[Paris, train de retour en retard]
Échange informel ce midi, autour du film Le Magnifique avec Jean-Paul Belmondo, récemment disparu. Je ne l’avais jamais vu, mais comme on en parle beaucoup et que je suis très ignorante, je l’ai regardé hier soir, avec l’espoir d’une bonne surprise tout de même. Quelques scènes absurdes m’ont fait rire (comme la scène des traducteurs au début), mais pour le reste, j’ai surtout attendu la fin. Les clichés sexistes (encore que le viol collectif et toute cette séquence ne procèdent tout de même pas du cliché) et homophobes à la fin (la façon dont Bob Sinclar devient subitement « efféminé » lorsqu’il déclare sa flamme à son ancien ennemi) m’ont tellement consternée.

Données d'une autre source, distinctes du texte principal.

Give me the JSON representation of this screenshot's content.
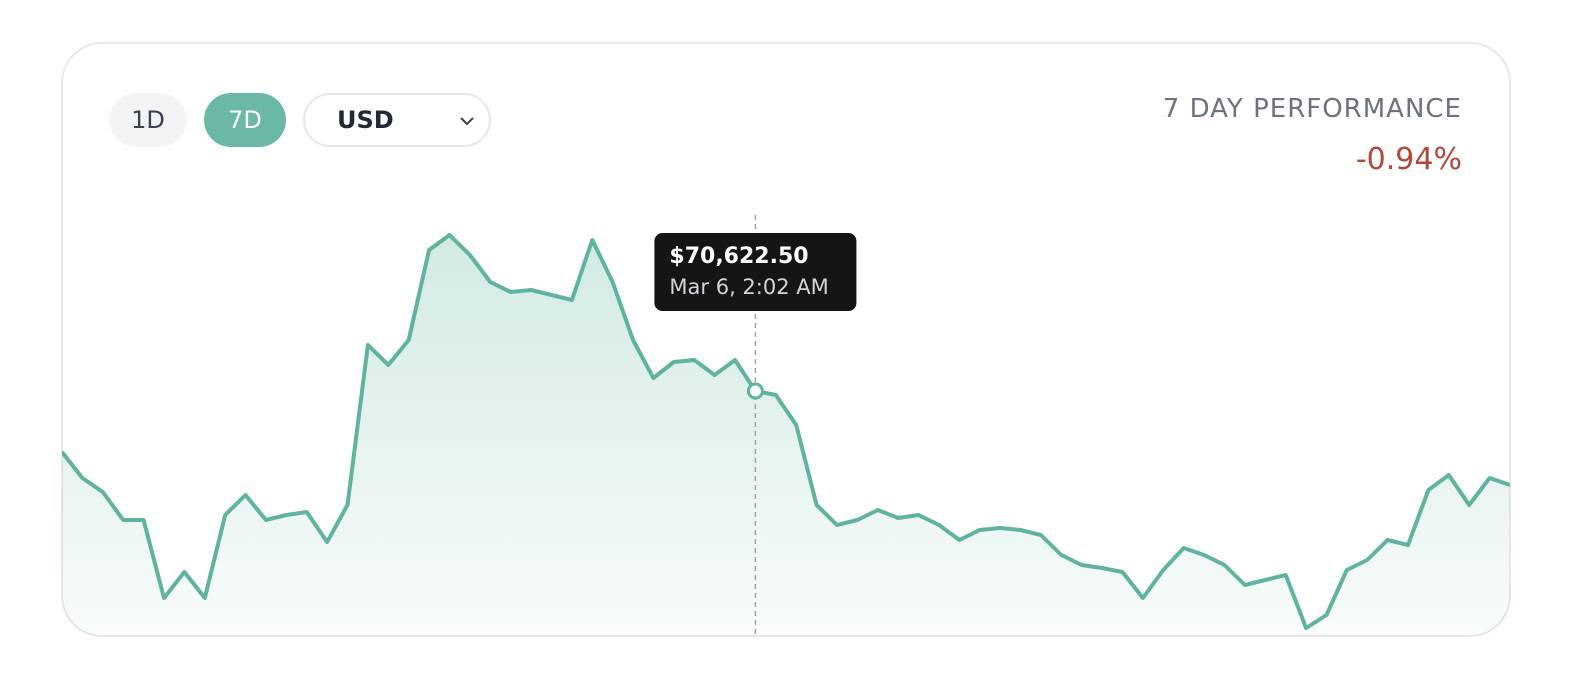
{
  "controls": {
    "ranges": [
      "1D",
      "7D"
    ],
    "currency": "USD"
  },
  "performance": {
    "label": "7 DAY PERFORMANCE",
    "value": "-0.94%"
  },
  "chart_data": {
    "type": "line",
    "color": "#5fb3a0",
    "ylim": [
      65742.5,
      74142.5
    ],
    "values": [
      69402.5,
      68882.5,
      68602.5,
      68042.5,
      68042.5,
      66482.5,
      67002.5,
      66482.5,
      68142.5,
      68542.5,
      68042.5,
      68142.5,
      68202.5,
      67602.5,
      68342.5,
      71542.5,
      71142.5,
      71642.5,
      73442.5,
      73742.5,
      73342.5,
      72802.5,
      72602.5,
      72642.5,
      72542.5,
      72442.5,
      73642.5,
      72802.5,
      71642.5,
      70882.5,
      71202.5,
      71242.5,
      70942.5,
      71242.5,
      70622.5,
      70542.5,
      69942.5,
      68342.5,
      67942.5,
      68042.5,
      68242.5,
      68082.5,
      68142.5,
      67942.5,
      67642.5,
      67842.5,
      67882.5,
      67842.5,
      67742.5,
      67342.5,
      67142.5,
      67082.5,
      67002.5,
      66482.5,
      67042.5,
      67482.5,
      67342.5,
      67142.5,
      66742.5,
      66842.5,
      66942.5,
      65882.5,
      66142.5,
      67042.5,
      67242.5,
      67642.5,
      67542.5,
      68642.5,
      68942.5,
      68342.5,
      68882.5,
      68742.5
    ],
    "value_labels": [
      null,
      null,
      null,
      null,
      null,
      null,
      null,
      null,
      null,
      null,
      null,
      null,
      null,
      null,
      null,
      null,
      null,
      null,
      null,
      null,
      null,
      null,
      null,
      null,
      null,
      null,
      null,
      null,
      null,
      null,
      null,
      null,
      null,
      null,
      "$70,622.50",
      null,
      null,
      null,
      null,
      null,
      null,
      null,
      null,
      null,
      null,
      null,
      null,
      null,
      null,
      null,
      null,
      null,
      null,
      null,
      null,
      null,
      null,
      null,
      null,
      null,
      null,
      null,
      null,
      null,
      null,
      null,
      null,
      null,
      null,
      null,
      null,
      null
    ],
    "tooltip_date": "Mar 6, 2:02 AM"
  }
}
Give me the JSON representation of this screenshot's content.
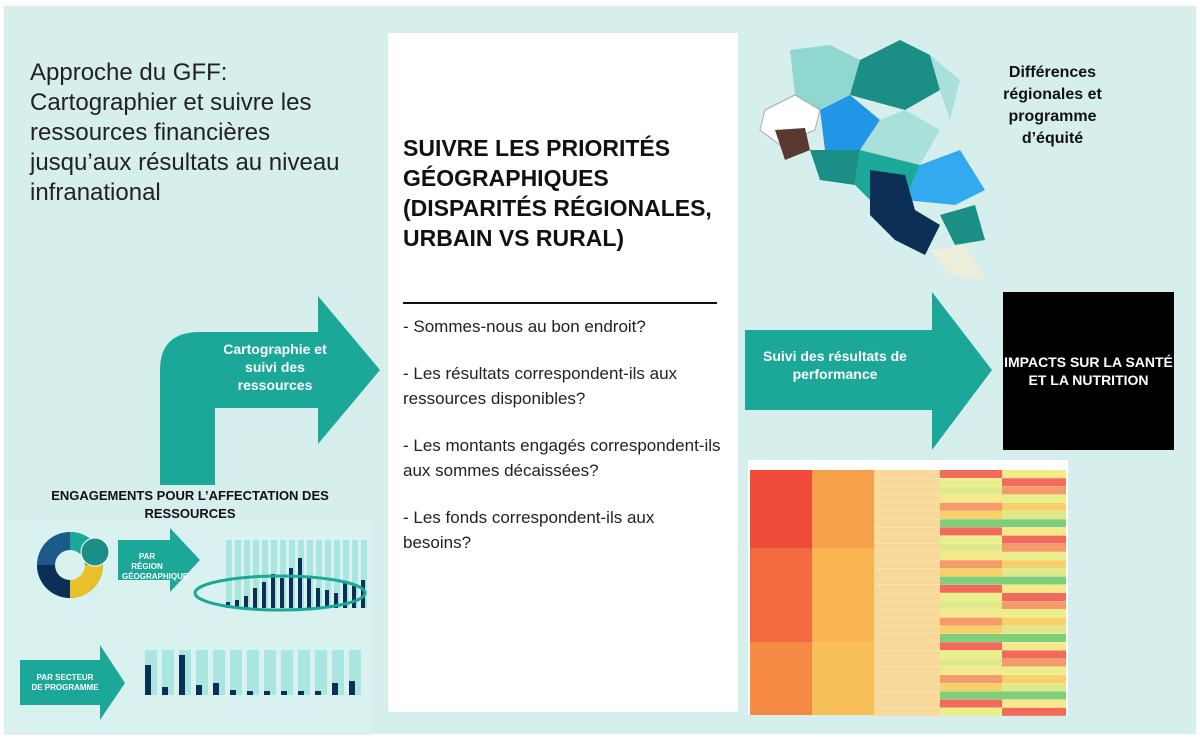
{
  "left_title": "Approche du GFF: Cartographier et suivre les ressources financières jusqu’aux résultats au niveau infranational",
  "arrow_mapping": "Cartographie et suivi des ressources",
  "center": {
    "heading": "SUIVRE LES PRIORITÉS GÉOGRAPHIQUES (DISPARITÉS RÉGIONALES, URBAIN VS RURAL)",
    "questions": [
      "- Sommes-nous au bon endroit?",
      "- Les résultats correspondent-ils aux ressources disponibles?",
      "- Les montants engagés correspondent-ils aux sommes décaissées?",
      "- Les fonds correspondent-ils aux besoins?"
    ]
  },
  "map_title": "Différences régionales et programme d’équité",
  "arrow_results": "Suivi des résultats de performance",
  "impact_box": "IMPACTS SUR LA SANTÉ ET LA NUTRITION",
  "engagements": {
    "title": "ENGAGEMENTS POUR L’AFFECTATION DES RESSOURCES",
    "by_region": "PAR RÉGION GÉOGRAPHIQUE",
    "by_program": "PAR SECTEUR DE PROGRAMME"
  }
}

Mais si je le note ici, c’est qu’il y a à mon sens un intérêt à découvrir ou redécouvrir les œuvres du passé, non pas tant pour le plaisir qu’elles pourraient nous procurer (plaisir nécessairement limité par l’omniprésence du sexisme), mais pour la connaissance qu’elles nous donnent de notre propre culture.
À un autre degré, je suis interpellée par le rapport que nous avons avec les films qui ont pu nous enchanter il y a 20 ans, et dont nous constatons aujourd’hui – lorsqu’on les revoit – les travers normatifs. Sans procéder de la comédie et de ses caricatures, de « grands » films qui pouvaient nous ravir, peuvent aujourd’hui nous décevoir.J’en parlais avec une amie récemment : notre mémoire nous rappelle le plaisir laissé par le film il y a longtemps, de sorte que le revoir créé une déception supplémentaire. Le film ne déçoit pas seulement notre goût actuel, il déçoit de surcroît notre mémoire, qui nous attache à des œuvres comme si elles faisaient partie de notre identité. On peut avoir ainsi du mal à s’en détacher. Je l’ai ressenti avec le cinéma de Woody Allen et, plus subtilement, avec celui de Sidney Pollack (dans lesquels pourtant j’aimais la représentation de la femme indépendante et engagée, mais qui ne me suffit plus aujourd’hui, notamment parce que la virilité y reste associée à des questions de pouvoir, de maîtrise, d’irascibilité aussi). Et d’autres encore.
L’analyse critique des œuvres du passé affecte aussi le regard que nous portons sur nous-mêmes, sur nos désirs, nos peurs, nos idéaux, nos rêves ancrés dans notre jeunesse. Ce que beaucoup pourront trouver inconfortable. C’est pourtant tout l’intérêt de l’héritage culturel : en questionnant notre culture, on ne l’efface pas. Mais on la renouvelle, on redonne vie à l’héritage au lieu d’en faire une matière intouchable, inerte, idéologique. On fait de l’héritage une source de progrès parce qu’il nous donne à voir ce dont on peut aussi peu à peu se libérer. Ricoeur faisait ainsi de l’interprétation des œuvres de culture la médiation entre soi et soi-même.